264.3
To Choose or Not to Choose: Questions about the Role of Gatekeepers in the Australian Healthcare System

Tuesday, July 15, 2014: 11:00 AM
Room: F206
Oral Presentation
Fran COLLYER , The University of Sydney, Sydney, Australia
Since the 1990s and the spread of neo-liberalism across many of the world’s healthcare systems, patient ‘choice’ has increasingly become a central topic of debate. One focus in the emerging literature concerns the capacity of patients to make choices about their healthcare service needs, and there is growing evidence of the influence of wealth, education, and geographic location on the production of greater levels of choice for some social groups of patients. Of less concern to date has been a focus on the role of ‘gatekeepers’ - health professionals, hospital administrators, policy researchers and policy-makers – whose actions directly or indirectly have an effect on patient ‘choices’ and thus shape patient trajectories as they make their way through the healthcare ‘maze’.

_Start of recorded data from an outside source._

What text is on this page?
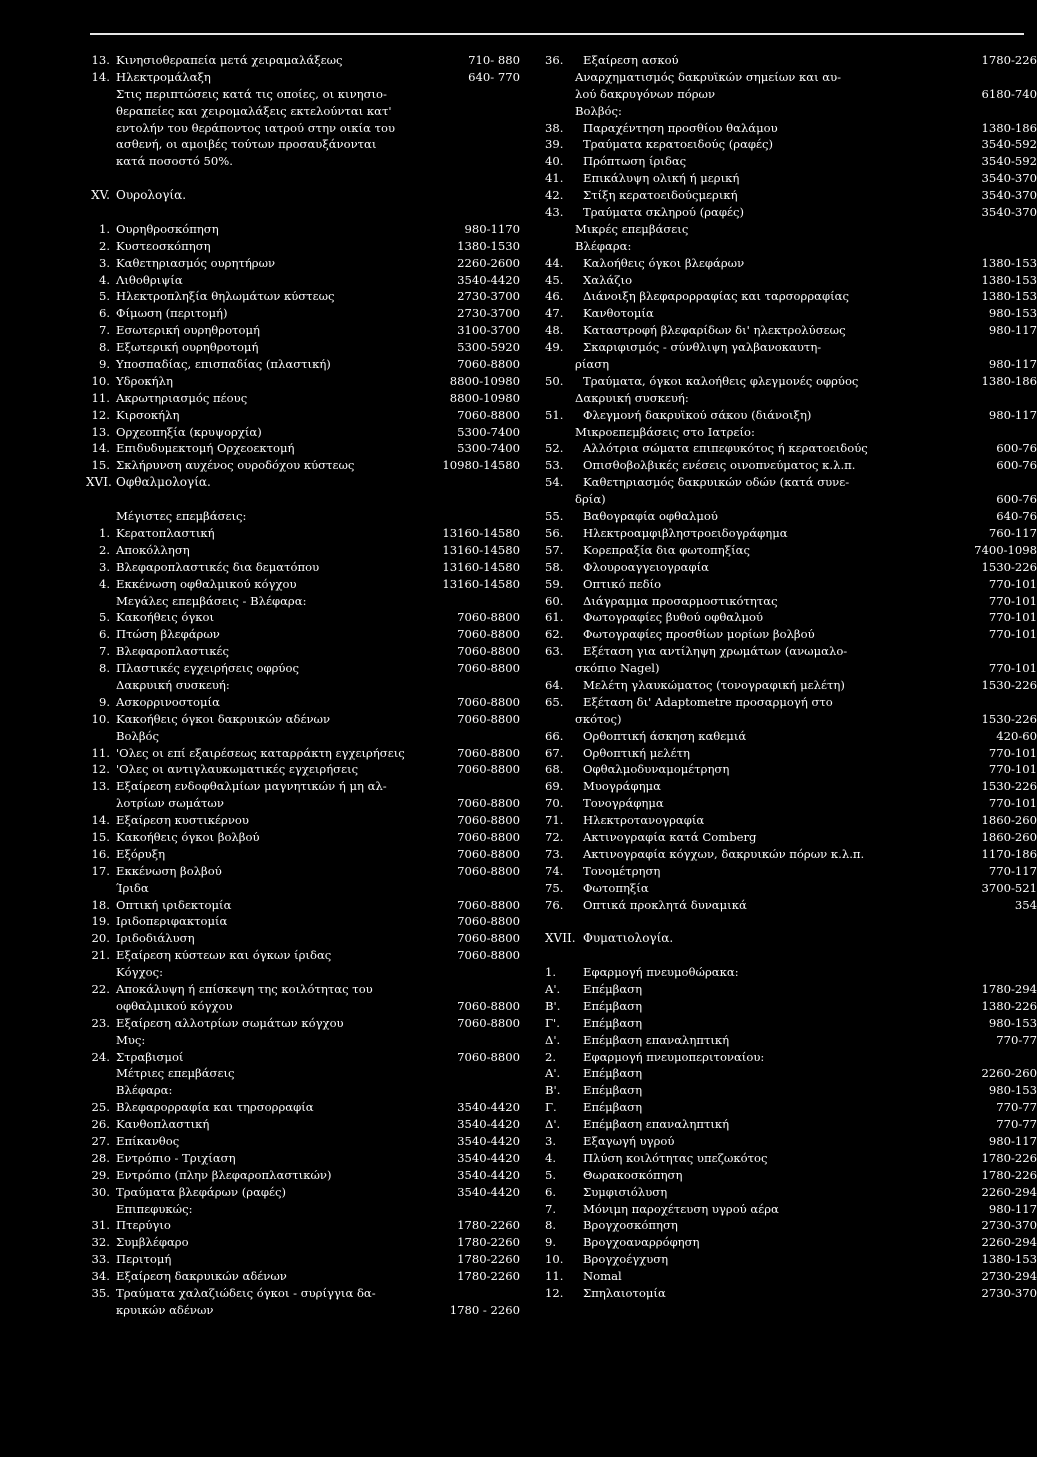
13. Κινησιοθεραπεία μετά χειραμαλάξεως	710- 880
14. Ηλεκτρομάλαξη	640- 770
Στις περιπτώσεις κατά τις οποίες, οι κινησιο-
θεραπείες και χειρομαλάξεις εκτελούνται κατ'
εντολήν του θεράποντος ιατρού στην οικία του
ασθενή, οι αμοιβές τούτων προσαυξάνονται
κατά ποσοστό 50%.
XV. Ουρολογία.
1. Ουρηθροσκόπηση	980-1170
2. Κυστεοσκόπηση	1380-1530
3. Καθετηριασμός ουρητήρων	2260-2600
4. Λιθοθριψία	3540-4420
5. Ηλεκτροπληξία θηλωμάτων κύστεως	2730-3700
6. Φίμωση (περιτομή)	2730-3700
7. Εσωτερική ουρηθροτομή	3100-3700
8. Εξωτερική ουρηθροτομή	5300-5920
9. Υποσπαδίας, επισπαδίας (πλαστική)	7060-8800
10. Υδροκήλη	8800-10980
11. Ακρωτηριασμός πέους	8800-10980
12. Κιρσοκήλη	7060-8800
13. Ορχεοπηξία (κρυψορχία)	5300-7400
14. Επιδυδυμεκτομή Ορχεοεκτομή	5300-7400
15. Σκλήρυνση αυχένος ουροδόχου κύστεως	10980-14580
XVI. Οφθαλμολογία.
Μέγιστες επεμβάσεις:
1. Κερατοπλαστική	13160-14580
2. Αποκόλληση	13160-14580
3. Βλεφαροπλαστικές δια δεματόπου	13160-14580
4. Εκκένωση οφθαλμικού κόγχου	13160-14580
Μεγάλες επεμβάσεις - Βλέφαρα:
5. Κακοήθεις όγκοι	7060-8800
6. Πτώση βλεφάρων	7060-8800
7. Βλεφαροπλαστικές	7060-8800
8. Πλαστικές εγχειρήσεις οφρύος	7060-8800
Δακρυική συσκευή:
9. Ασκορρινοστομία	7060-8800
10. Κακοήθεις όγκοι δακρυικών αδένων	7060-8800
Βολβός
11. 'Ολες οι επί εξαιρέσεως καταρράκτη εγχειρήσεις	7060-8800
12. 'Ολες οι αντιγλαυκωματικές εγχειρήσεις	7060-8800
13. Εξαίρεση ενδοφθαλμίων μαγνητικών ή μη αλ-
λοτρίων σωμάτων	7060-8800
14. Εξαίρεση κυστικέρνου	7060-8800
15. Κακοήθεις όγκοι βολβού	7060-8800
16. Εξόρυξη	7060-8800
17. Εκκένωση βολβού	7060-8800
Ίριδα
18. Οπτική ιριδεκτομία	7060-8800
19. Ιριδοπεριφακτομία	7060-8800
20. Ιριδοδιάλυση	7060-8800
21. Εξαίρεση κύστεων και όγκων ίριδας	7060-8800
Κόγχος:
22. Αποκάλυψη ή επίσκεψη της κοιλότητας του
οφθαλμικού κόγχου	7060-8800
23. Εξαίρεση αλλοτρίων σωμάτων κόγχου	7060-8800
Μυς:
24. Στραβισμοί	7060-8800
Μέτριες επεμβάσεις
Βλέφαρα:
25. Βλεφαρορραφία και τηρσορραφία	3540-4420
26. Κανθοπλαστική	3540-4420
27. Επίκανθος	3540-4420
28. Εντρόπιο - Τριχίαση	3540-4420
29. Εντρόπιο (πλην βλεφαροπλαστικών)	3540-4420
30. Τραύματα βλεφάρων (ραφές)	3540-4420
Επιπεφυκώς:
31. Πτερύγιο	1780-2260
32. Συμβλέφαρο	1780-2260
33. Περιτομή	1780-2260
34. Εξαίρεση δακρυικών αδένων	1780-2260
35. Τραύματα χαλαζιώδεις όγκοι - συρίγγια δα-
κρυικών αδένων	1780 - 2260
36.	Εξαίρεση ασκού	1780-226
Αναρχηματισμός δακρυϊκών σημείων και αυ-
λού δακρυγόνων πόρων	6180-740
Βολβός:
38.	Παραχέντηση προσθίου θαλάμου	1380-186
39.	Τραύματα κερατοειδούς (ραφές)	3540-592
40.	Πρόπτωση ίριδας	3540-592
41.	Επικάλυψη ολική ή μερική	3540-370
42.	Στίξη κερατοειδούςμερική	3540-370
43.	Τραύματα σκληρού (ραφές)	3540-370
Μικρές επεμβάσεις
Βλέφαρα:
44.	Καλοήθεις όγκοι βλεφάρων	1380-153
45.	Χαλάζιο	1380-153
46.	Διάνοιξη βλεφαρορραφίας και ταρσορραφίας	1380-153
47.	Κανθοτομία	980-153
48.	Καταστροφή βλεφαρίδων δι' ηλεκτρολύσεως	980-117
49.	Σκαριφισμός - σύνθλιψη γαλβανοκαυτη-
ρίαση	980-117
50.	Τραύματα, όγκοι καλοήθεις φλεγμονές οφρύος	1380-186
Δακρυική συσκευή:
51.	Φλεγμονή δακρυϊκού σάκου (διάνοιξη)	980-117
Μικροεπεμβάσεις στο Ιατρείο:
52.	Αλλότρια σώματα επιπεφυκότος ή κερατοειδούς	600-76
53.	Οπισθοβολβικές ενέσεις οινοπνεύματος κ.λ.π.	600-76
54.	Καθετηριασμός δακρυικών οδών (κατά συνε-
δρία)	600-76
55.	Βαθογραφία οφθαλμού	640-76
56.	Ηλεκτροαμφιβληστροειδογράφημα	760-117
57.	Κορεπραξία δια φωτοπηξίας	7400-1098
58.	Φλουροαγγειογραφία	1530-226
59.	Οπτικό πεδίο	770-101
60.	Διάγραμμα προσαρμοστικότητας	770-101
61.	Φωτογραφίες βυθού οφθαλμού	770-101
62.	Φωτογραφίες προσθίων μορίων βολβού	770-101
63.	Εξέταση για αντίληψη χρωμάτων (ανωμαλο-
σκόπιο Nagel)	770-101
64.	Μελέτη γλαυκώματος (τονογραφική μελέτη)	1530-226
65.	Εξέταση δι' Adaptometre προσαρμογή στο
σκότος)	1530-226
66.	Ορθοπτική άσκηση καθεμιά	420-60
67.	Ορθοπτική μελέτη	770-101
68.	Οφθαλμοδυναμομέτρηση	770-101
69.	Μυογράφημα	1530-226
70.	Τονογράφημα	770-101
71.	Ηλεκτροτανογραφία	1860-260
72.	Ακτινογραφία κατά Comberg	1860-260
73.	Ακτινογραφία κόγχων, δακρυικών πόρων κ.λ.π.	1170-186
74.	Τονομέτρηση	770-117
75.	Φωτοπηξία	3700-521
76.	Οπτικά προκλητά δυναμικά	354
XVII. Φυματιολογία.
1.	Εφαρμογή πνευμοθώρακα:
Α'.	Επέμβαση	1780-294
Β'.	Επέμβαση	1380-226
Γ'.	Επέμβαση	980-153
Δ'.	Επέμβαση επαναληπτική	770-77
2.	Εφαρμογή πνευμοπεριτοναίου:
Α'.	Επέμβαση	2260-260
Β'.	Επέμβαση	980-153
Γ.	Επέμβαση	770-77
Δ'.	Επέμβαση επαναληπτική	770-77
3.	Εξαγωγή υγρού	980-117
4.	Πλύση κοιλότητας υπεζωκότος	1780-226
5.	Θωρακοσκόπηση	1780-226
6.	Συμφισιόλυση	2260-294
7.	Μόνιμη παροχέτευση υγρού αέρα	980-117
8.	Βρογχοσκόπηση	2730-370
9.	Βρογχοαναρρόφηση	2260-294
10.	Βρογχοέγχυση	1380-153
11.	Nomal	2730-294
12.	Σπηλαιοτομία	2730-370
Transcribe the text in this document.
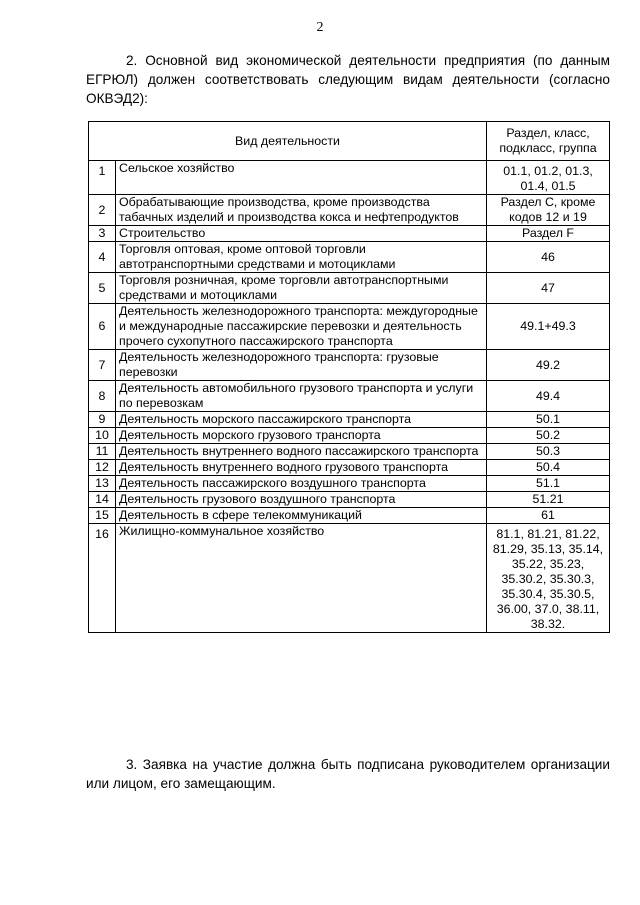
2
2. Основной вид экономической деятельности предприятия (по данным ЕГРЮЛ) должен соответствовать следующим видам деятельности (согласно ОКВЭД2):
Вид деятельности		Раздел, класс, подкласс, группа
1	Сельское хозяйство	01.1, 01.2, 01.3, 01.4, 01.5
2	Обрабатывающие производства, кроме производства табачных изделий и производства кокса и нефтепродуктов	Раздел С, кроме кодов 12 и 19
3	Строительство	Раздел F
4	Торговля оптовая, кроме оптовой торговли автотранспортными средствами и мотоциклами	46
5	Торговля розничная, кроме торговли автотранспортными средствами и мотоциклами	47
6	Деятельность железнодорожного транспорта: междугородные и международные пассажирские перевозки и деятельность прочего сухопутного пассажирского транспорта	49.1+49.3
7	Деятельность железнодорожного транспорта: грузовые перевозки	49.2
8	Деятельность автомобильного грузового транспорта и услуги по перевозкам	49.4
9	Деятельность морского пассажирского транспорта	50.1
10	Деятельность морского грузового транспорта	50.2
11	Деятельность внутреннего водного пассажирского транспорта	50.3
12	Деятельность внутреннего водного грузового транспорта	50.4
13	Деятельность пассажирского воздушного транспорта	51.1
14	Деятельность грузового воздушного транспорта	51.21
15	Деятельность в сфере телекоммуникаций	61
16	Жилищно-коммунальное хозяйство	81.1, 81.21, 81.22, 81.29, 35.13, 35.14, 35.22, 35.23, 35.30.2, 35.30.3, 35.30.4, 35.30.5, 36.00, 37.0, 38.11, 38.32.
3. Заявка на участие должна быть подписана руководителем организации или лицом, его замещающим.
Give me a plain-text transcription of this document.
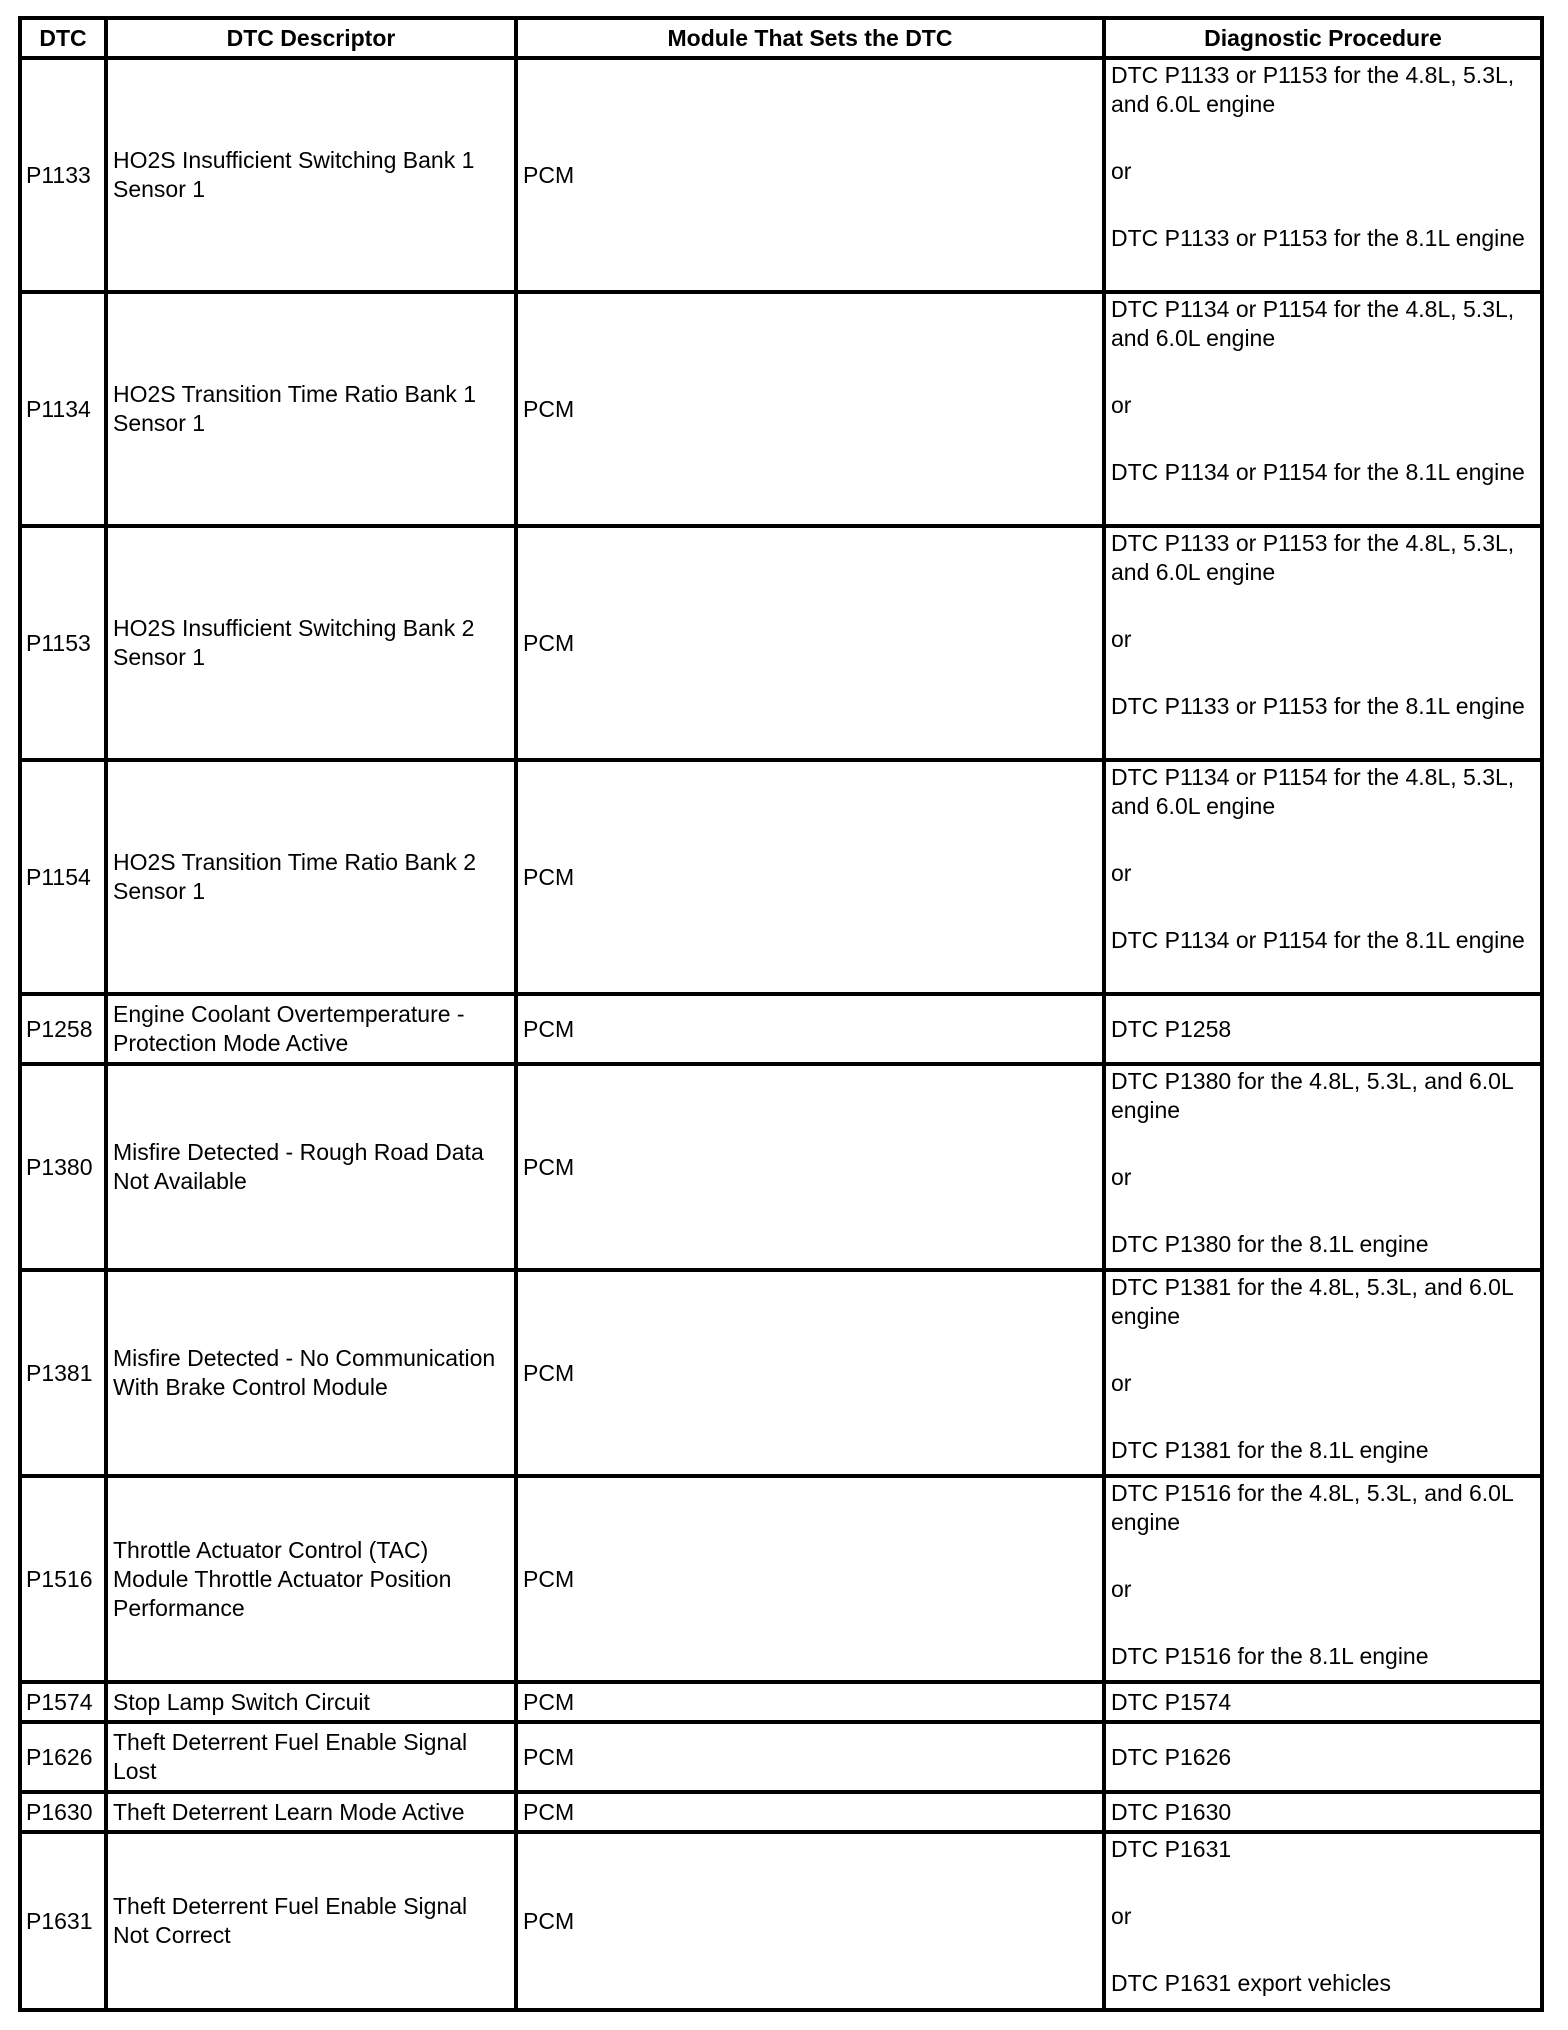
DTC	DTC Descriptor	Module That Sets the DTC	Diagnostic Procedure
P1133	HO2S Insufficient Switching Bank 1 Sensor 1	PCM	DTC P1133 or P1153 for the 4.8L, 5.3L, and 6.0L engine
or
DTC P1133 or P1153 for the 8.1L engine

P1134	HO2S Transition Time Ratio Bank 1 Sensor 1	PCM	DTC P1134 or P1154 for the 4.8L, 5.3L, and 6.0L engine
or
DTC P1134 or P1154 for the 8.1L engine

P1153	HO2S Insufficient Switching Bank 2 Sensor 1	PCM	DTC P1133 or P1153 for the 4.8L, 5.3L, and 6.0L engine
or
DTC P1133 or P1153 for the 8.1L engine

P1154	HO2S Transition Time Ratio Bank 2 Sensor 1	PCM	DTC P1134 or P1154 for the 4.8L, 5.3L, and 6.0L engine
or
DTC P1134 or P1154 for the 8.1L engine

P1258	Engine Coolant Overtemperature - Protection Mode Active	PCM	DTC P1258

P1380	Misfire Detected - Rough Road Data Not Available	PCM	DTC P1380 for the 4.8L, 5.3L, and 6.0L engine
or
DTC P1380 for the 8.1L engine

P1381	Misfire Detected - No Communication With Brake Control Module	PCM	DTC P1381 for the 4.8L, 5.3L, and 6.0L engine
or
DTC P1381 for the 8.1L engine

P1516	Throttle Actuator Control (TAC) Module Throttle Actuator Position Performance	PCM	DTC P1516 for the 4.8L, 5.3L, and 6.0L engine
or
DTC P1516 for the 8.1L engine

P1574	Stop Lamp Switch Circuit	PCM	DTC P1574

P1626	Theft Deterrent Fuel Enable Signal Lost	PCM	DTC P1626

P1630	Theft Deterrent Learn Mode Active	PCM	DTC P1630

P1631	Theft Deterrent Fuel Enable Signal Not Correct	PCM	DTC P1631
or
DTC P1631 export vehicles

This paper reports on a study, funded by the Australian Research Council, of gatekeepers in the Australian setting: a highly regulated, semi-market context where patients have the ‘choice’ to engage with private or public services and practitioners. Drawing on qualitative, in-depth interviews with a selection of private and public sector gatekeepers located in both low and high socio-economic areas, and employing Pierre Bourdieu’s concept of the ‘field’; results point to the way the perspectives and actions of the gatekeepers are structured not only by their habitus and forms of capital, but their location within a specific social arena and its social rules of engagement. The study therefore reveals the particular salience of institutional and market location on the views and actions of both public and private sector gatekeepers, avoiding the tendency, well-established within medical sociology, to focus on professional self-interest as the sole explanation for the behaviour of doctors and other health workers.